Ring Vol. 1

Written by Hiroshi Takahashi
Based on the novel by Koji Suzuki
Art by Misao Inagaki
312 pages, black and white
Published by Dark Horse

I’m not entirely sure why I never saw the movie The Ring. Somehow I managed to miss out on both the original Japanese movie as well as the American remake, probably because I kept telling myself that I’d see one of them “soon”. Thanks to Dark Horse, though, people in the same situation as me now have a third option—the manga written by the screenwriter of the original movie.
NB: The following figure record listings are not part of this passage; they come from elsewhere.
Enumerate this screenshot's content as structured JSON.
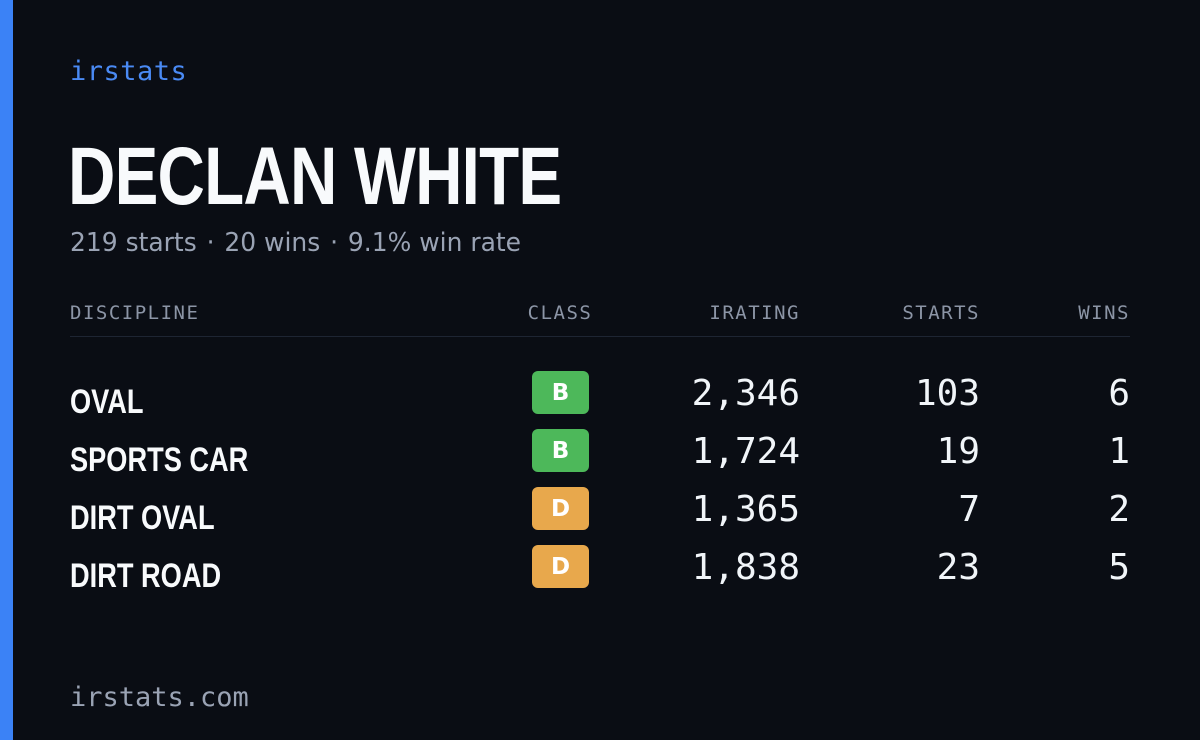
{
  "brand": "irstats",
  "driver": {
    "name": "DECLAN WHITE",
    "starts_text": "219 starts",
    "wins_text": "20 wins",
    "winrate_text": "9.1% win rate",
    "separator": "·"
  },
  "table": {
    "headers": {
      "discipline": "DISCIPLINE",
      "class": "CLASS",
      "irating": "IRATING",
      "starts": "STARTS",
      "wins": "WINS"
    },
    "rows": [
      {
        "discipline": "OVAL",
        "class": "B",
        "irating": "2,346",
        "starts": "103",
        "wins": "6"
      },
      {
        "discipline": "SPORTS CAR",
        "class": "B",
        "irating": "1,724",
        "starts": "19",
        "wins": "1"
      },
      {
        "discipline": "DIRT OVAL",
        "class": "D",
        "irating": "1,365",
        "starts": "7",
        "wins": "2"
      },
      {
        "discipline": "DIRT ROAD",
        "class": "D",
        "irating": "1,838",
        "starts": "23",
        "wins": "5"
      }
    ]
  },
  "class_colors": {
    "B": "#4db85a",
    "D": "#e8a84c"
  },
  "accent_color": "#3b82f6",
  "footer": "irstats.com"
}
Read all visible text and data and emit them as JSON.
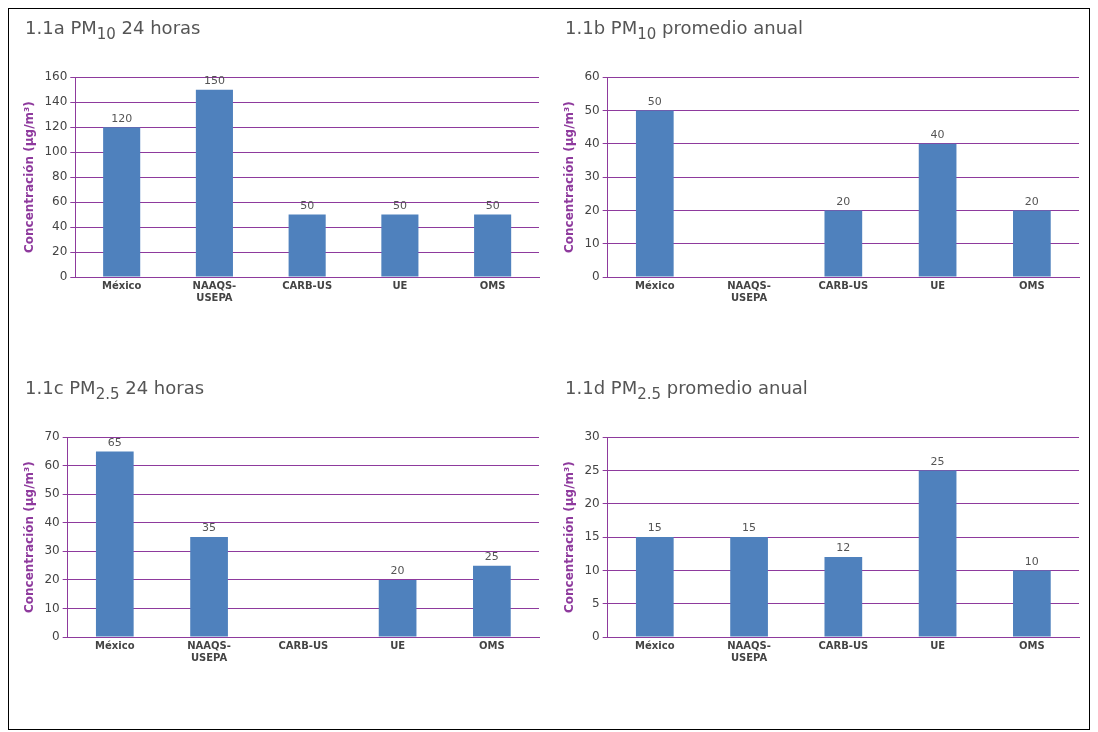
{
  "chart_data": [
    {
      "type": "bar",
      "title": "1.1a PM$_{10}$  24 horas",
      "ylabel": "Concentración (µg/m³)",
      "categories": [
        "México",
        "NAAQS-USEPA",
        "CARB-US",
        "UE",
        "OMS"
      ],
      "values": [
        120,
        150,
        50,
        50,
        50
      ],
      "color": "#4f81bd",
      "ylim": [
        0,
        160
      ],
      "yticks": [
        0,
        20,
        40,
        60,
        80,
        100,
        120,
        140,
        160
      ],
      "grid": "y",
      "data_labels": true,
      "legend": false
    },
    {
      "type": "bar",
      "title": "1.1b PM$_{10}$  promedio anual",
      "ylabel": "Concentración (µg/m³)",
      "categories": [
        "México",
        "NAAQS-USEPA",
        "CARB-US",
        "UE",
        "OMS"
      ],
      "values": [
        50,
        null,
        20,
        40,
        20
      ],
      "color": "#4f81bd",
      "ylim": [
        0,
        60
      ],
      "yticks": [
        0,
        10,
        20,
        30,
        40,
        50,
        60
      ],
      "grid": "y",
      "data_labels": true,
      "legend": false
    },
    {
      "type": "bar",
      "title": "1.1c  PM$_{2.5}$  24 horas",
      "ylabel": "Concentración (µg/m³)",
      "categories": [
        "México",
        "NAAQS-USEPA",
        "CARB-US",
        "UE",
        "OMS"
      ],
      "values": [
        65,
        35,
        null,
        20,
        25
      ],
      "color": "#4f81bd",
      "ylim": [
        0,
        70
      ],
      "yticks": [
        0,
        10,
        20,
        30,
        40,
        50,
        60,
        70
      ],
      "grid": "y",
      "data_labels": true,
      "legend": false
    },
    {
      "type": "bar",
      "title": "1.1d  PM$_{2.5}$  promedio anual",
      "ylabel": "Concentración (µg/m³)",
      "categories": [
        "México",
        "NAAQS-USEPA",
        "CARB-US",
        "UE",
        "OMS"
      ],
      "values": [
        15,
        15,
        12,
        25,
        10
      ],
      "color": "#4f81bd",
      "ylim": [
        0,
        30
      ],
      "yticks": [
        0,
        5,
        10,
        15,
        20,
        25,
        30
      ],
      "grid": "y",
      "data_labels": true,
      "legend": false
    }
  ]
}
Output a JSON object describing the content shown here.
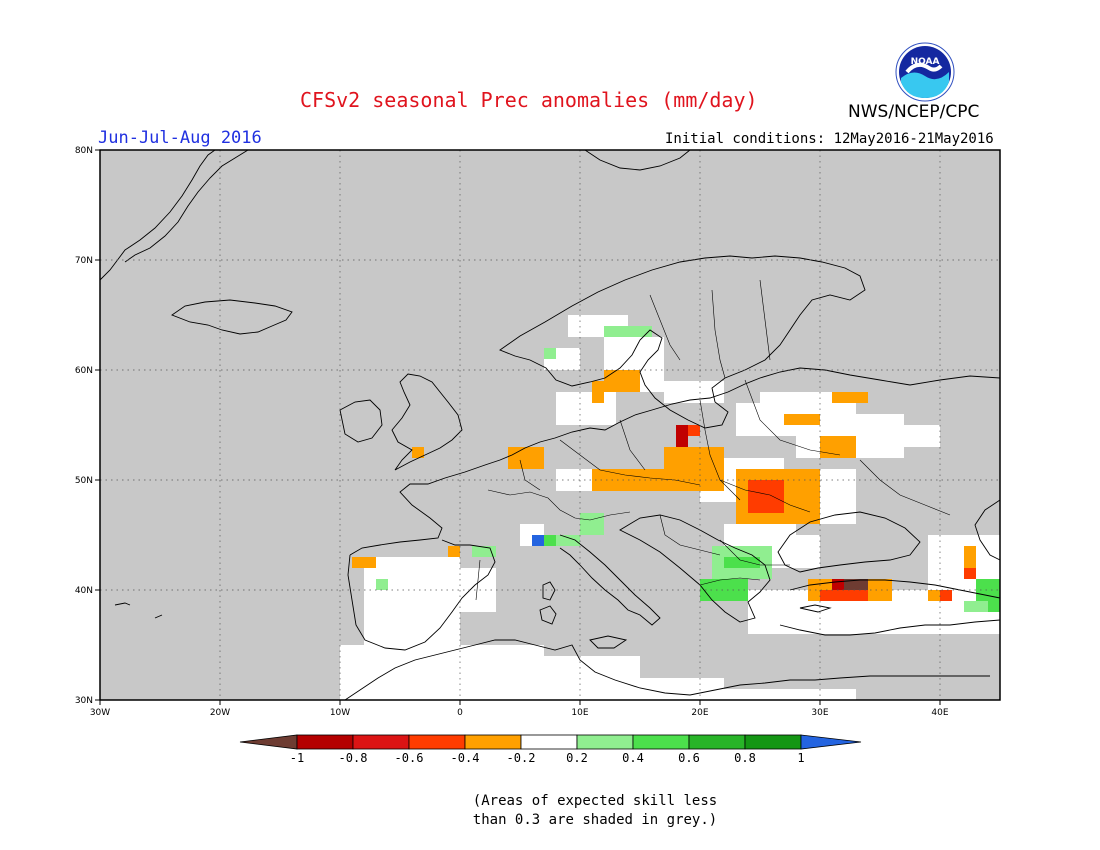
{
  "header": {
    "title": "CFSv2 seasonal Prec anomalies (mm/day)",
    "agency": "NWS/NCEP/CPC",
    "period": "Jun-Jul-Aug 2016",
    "initial_conditions": "Initial conditions: 12May2016-21May2016",
    "logo_text": "NOAA"
  },
  "map": {
    "lon_range": [
      -30,
      45
    ],
    "lat_range": [
      30,
      80
    ],
    "lon_ticks": [
      {
        "value": -30,
        "label": "30W"
      },
      {
        "value": -20,
        "label": "20W"
      },
      {
        "value": -10,
        "label": "10W"
      },
      {
        "value": 0,
        "label": "0"
      },
      {
        "value": 10,
        "label": "10E"
      },
      {
        "value": 20,
        "label": "20E"
      },
      {
        "value": 30,
        "label": "30E"
      },
      {
        "value": 40,
        "label": "40E"
      }
    ],
    "lat_ticks": [
      {
        "value": 30,
        "label": "30N"
      },
      {
        "value": 40,
        "label": "40N"
      },
      {
        "value": 50,
        "label": "50N"
      },
      {
        "value": 60,
        "label": "60N"
      },
      {
        "value": 70,
        "label": "70N"
      },
      {
        "value": 80,
        "label": "80N"
      }
    ],
    "grid": true,
    "colors": {
      "grey": "#c8c8c8",
      "white": "#ffffff",
      "lt_green": "#90ee90",
      "green": "#4ce04c",
      "orange": "#ffa000",
      "red": "#ff3c00",
      "dk_red": "#c00000",
      "brown": "#6e3c32",
      "blue": "#2464e0"
    },
    "anomaly_cells": [
      {
        "lon": [
          7,
          10
        ],
        "lat": [
          60,
          62
        ],
        "cls": "white"
      },
      {
        "lon": [
          9,
          14
        ],
        "lat": [
          63,
          65
        ],
        "cls": "white"
      },
      {
        "lon": [
          12,
          17
        ],
        "lat": [
          58,
          63
        ],
        "cls": "white"
      },
      {
        "lon": [
          8,
          13
        ],
        "lat": [
          55,
          58
        ],
        "cls": "white"
      },
      {
        "lon": [
          17,
          22
        ],
        "lat": [
          57,
          59
        ],
        "cls": "white"
      },
      {
        "lon": [
          23,
          30
        ],
        "lat": [
          54,
          57
        ],
        "cls": "white"
      },
      {
        "lon": [
          25,
          33
        ],
        "lat": [
          55,
          58
        ],
        "cls": "white"
      },
      {
        "lon": [
          28,
          37
        ],
        "lat": [
          52,
          56
        ],
        "cls": "white"
      },
      {
        "lon": [
          33,
          40
        ],
        "lat": [
          53,
          55
        ],
        "cls": "white"
      },
      {
        "lon": [
          20,
          27
        ],
        "lat": [
          48,
          52
        ],
        "cls": "white"
      },
      {
        "lon": [
          27,
          33
        ],
        "lat": [
          46,
          51
        ],
        "cls": "white"
      },
      {
        "lon": [
          8,
          20
        ],
        "lat": [
          49,
          51
        ],
        "cls": "white"
      },
      {
        "lon": [
          22,
          28
        ],
        "lat": [
          42,
          46
        ],
        "cls": "white"
      },
      {
        "lon": [
          24,
          30
        ],
        "lat": [
          36,
          40
        ],
        "cls": "white"
      },
      {
        "lon": [
          29,
          45
        ],
        "lat": [
          36,
          40
        ],
        "cls": "white"
      },
      {
        "lon": [
          39,
          45
        ],
        "lat": [
          40,
          45
        ],
        "cls": "white"
      },
      {
        "lon": [
          -8,
          0
        ],
        "lat": [
          35,
          43
        ],
        "cls": "white"
      },
      {
        "lon": [
          -2,
          3
        ],
        "lat": [
          38,
          42
        ],
        "cls": "white"
      },
      {
        "lon": [
          -10,
          7
        ],
        "lat": [
          30,
          35
        ],
        "cls": "white"
      },
      {
        "lon": [
          0,
          15
        ],
        "lat": [
          30,
          34
        ],
        "cls": "white"
      },
      {
        "lon": [
          10,
          22
        ],
        "lat": [
          30,
          32
        ],
        "cls": "white"
      },
      {
        "lon": [
          15,
          33
        ],
        "lat": [
          30,
          31
        ],
        "cls": "white"
      },
      {
        "lon": [
          24,
          30
        ],
        "lat": [
          42,
          45
        ],
        "cls": "white"
      },
      {
        "lon": [
          5,
          7
        ],
        "lat": [
          44,
          46
        ],
        "cls": "white"
      },
      {
        "lon": [
          12,
          15
        ],
        "lat": [
          58,
          60
        ],
        "cls": "orange"
      },
      {
        "lon": [
          11,
          12
        ],
        "lat": [
          57,
          59
        ],
        "cls": "orange"
      },
      {
        "lon": [
          -4,
          -3
        ],
        "lat": [
          52,
          53
        ],
        "cls": "orange"
      },
      {
        "lon": [
          4,
          7
        ],
        "lat": [
          51,
          53
        ],
        "cls": "orange"
      },
      {
        "lon": [
          11,
          20
        ],
        "lat": [
          49,
          51
        ],
        "cls": "orange"
      },
      {
        "lon": [
          17,
          22
        ],
        "lat": [
          49,
          53
        ],
        "cls": "orange"
      },
      {
        "lon": [
          27,
          30
        ],
        "lat": [
          55,
          56
        ],
        "cls": "orange"
      },
      {
        "lon": [
          30,
          33
        ],
        "lat": [
          52,
          54
        ],
        "cls": "orange"
      },
      {
        "lon": [
          31,
          34
        ],
        "lat": [
          57,
          58
        ],
        "cls": "orange"
      },
      {
        "lon": [
          23,
          30
        ],
        "lat": [
          46,
          51
        ],
        "cls": "orange"
      },
      {
        "lon": [
          -9,
          -7
        ],
        "lat": [
          42,
          43
        ],
        "cls": "orange"
      },
      {
        "lon": [
          -1,
          0
        ],
        "lat": [
          43,
          44
        ],
        "cls": "orange"
      },
      {
        "lon": [
          10,
          11
        ],
        "lat": [
          46,
          47
        ],
        "cls": "orange"
      },
      {
        "lon": [
          29,
          36
        ],
        "lat": [
          39,
          41
        ],
        "cls": "orange"
      },
      {
        "lon": [
          39,
          41
        ],
        "lat": [
          39,
          40
        ],
        "cls": "orange"
      },
      {
        "lon": [
          42,
          43
        ],
        "lat": [
          42,
          44
        ],
        "cls": "orange"
      },
      {
        "lon": [
          24,
          27
        ],
        "lat": [
          47,
          50
        ],
        "cls": "red"
      },
      {
        "lon": [
          18,
          20
        ],
        "lat": [
          54,
          55
        ],
        "cls": "red"
      },
      {
        "lon": [
          30,
          34
        ],
        "lat": [
          39,
          40
        ],
        "cls": "red"
      },
      {
        "lon": [
          40,
          41
        ],
        "lat": [
          39,
          40
        ],
        "cls": "red"
      },
      {
        "lon": [
          42,
          43
        ],
        "lat": [
          41,
          42
        ],
        "cls": "red"
      },
      {
        "lon": [
          18,
          19
        ],
        "lat": [
          53,
          55
        ],
        "cls": "dk_red"
      },
      {
        "lon": [
          31,
          32
        ],
        "lat": [
          40,
          41
        ],
        "cls": "dk_red"
      },
      {
        "lon": [
          32,
          34
        ],
        "lat": [
          40,
          41
        ],
        "cls": "brown"
      },
      {
        "lon": [
          6,
          10
        ],
        "lat": [
          44,
          45
        ],
        "cls": "lt_green"
      },
      {
        "lon": [
          10,
          12
        ],
        "lat": [
          45,
          47
        ],
        "cls": "lt_green"
      },
      {
        "lon": [
          1,
          3
        ],
        "lat": [
          43,
          44
        ],
        "cls": "lt_green"
      },
      {
        "lon": [
          -7,
          -6
        ],
        "lat": [
          40,
          41
        ],
        "cls": "lt_green"
      },
      {
        "lon": [
          12,
          16
        ],
        "lat": [
          63,
          64
        ],
        "cls": "lt_green"
      },
      {
        "lon": [
          7,
          8
        ],
        "lat": [
          61,
          62
        ],
        "cls": "lt_green"
      },
      {
        "lon": [
          21,
          26
        ],
        "lat": [
          41,
          44
        ],
        "cls": "lt_green"
      },
      {
        "lon": [
          20,
          24
        ],
        "lat": [
          39,
          41
        ],
        "cls": "green"
      },
      {
        "lon": [
          22,
          25
        ],
        "lat": [
          42,
          43
        ],
        "cls": "green"
      },
      {
        "lon": [
          7,
          8
        ],
        "lat": [
          44,
          45
        ],
        "cls": "green"
      },
      {
        "lon": [
          43,
          45
        ],
        "lat": [
          39,
          41
        ],
        "cls": "green"
      },
      {
        "lon": [
          44,
          45
        ],
        "lat": [
          38,
          40
        ],
        "cls": "green"
      },
      {
        "lon": [
          42,
          44
        ],
        "lat": [
          38,
          39
        ],
        "cls": "lt_green"
      },
      {
        "lon": [
          6,
          7
        ],
        "lat": [
          44,
          45
        ],
        "cls": "blue"
      }
    ]
  },
  "colorbar": {
    "tick_labels": [
      "-1",
      "-0.8",
      "-0.6",
      "-0.4",
      "-0.2",
      "0.2",
      "0.4",
      "0.6",
      "0.8",
      "1"
    ],
    "colors": [
      "#6e3c32",
      "#b40000",
      "#dc1414",
      "#ff3c00",
      "#ffa000",
      "#ffffff",
      "#90ee90",
      "#4ce04c",
      "#28b428",
      "#149614",
      "#2464e0"
    ]
  },
  "note": {
    "line1": "(Areas of expected skill less",
    "line2": "than 0.3 are shaded in grey.)"
  }
}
A mysterious videotape is out there, one with disturbing images of a well, a young woman, and a warning. Those who see the videotape will die within seven days. When reporter Reiko Asakawa’s niece falls victim to the curse, she is determined to discover what really happened. But will Reiko be able to solve the puzzle of the videotape and its hint on a way to avoid death, or will she be its next victim?

Hiroshi Takahasi’s adaption of Koji Suzuki’s novel (which from what I understand has some pretty dramatic differences between book and script) really surprised me in how quickly the action began. Takahashi plunges into the story, wasting no time at all in getting to what people want to see: the cursed videotape and the struggle to escape certain death. It’s very much to Takahashi’s credit that for what was once a two-volume adaptation (Dark Horse has helpfully printed it all in one book), he’s able to keep the tension quietly building as the clock continues its countdown. Each piece of new information makes the story more intriguing than before, and the final revelations are all but guaranteed to have you jump out of your seat. The Ring is more than a horror story; it’s a story about the bonds of family. Almost every single action in The Ring can be traced back to a family relationship (good or bad), and it’s this very recognizable part of our own lives that lets the horror parts of The Ring hit home so easily.

The art in The Ring is strong and attractive, with thick ink lines to sharply sketch out its characters. Misao Inagaki’s characters are rooted in the world that you and I live in; there’s almost nothing here that you can’t imagine seeing for yourself. That’s an important quality in a book like this, where half of the fear will come from the reader imagining themselves in the same situation. When The Ring gets to the suspenseful scene inside the well (as well as what happens afterwards), the darkened shadows and sense of dread is expertly drawn by Inagaki. Best of all, Inagaki is good at making what you can’t see just as creepy as what you can. When characters’s faces are hidden, he’s able to draw in a sense of menace in that omission, that somehow it will be far worse than we can imagine. And really, on some level, that’s exactly what happens.

It turns out just about every movie version of The Ring in Japan (prequels, sequels, strangely-connected not-really-sequels) has been adapted into comics. Now obviously I don’t know how good or bad the others are, but if they’re as strong as The Ring Vol. 1, then we’re in for good times ahead. The Ring Vol. 1 holds up as strong a horror comic as most of the better ones produced on their own in the past couple of years. Now just so long as they don’t make a special comic that kills you seven days after reading it, I’ll be back for more.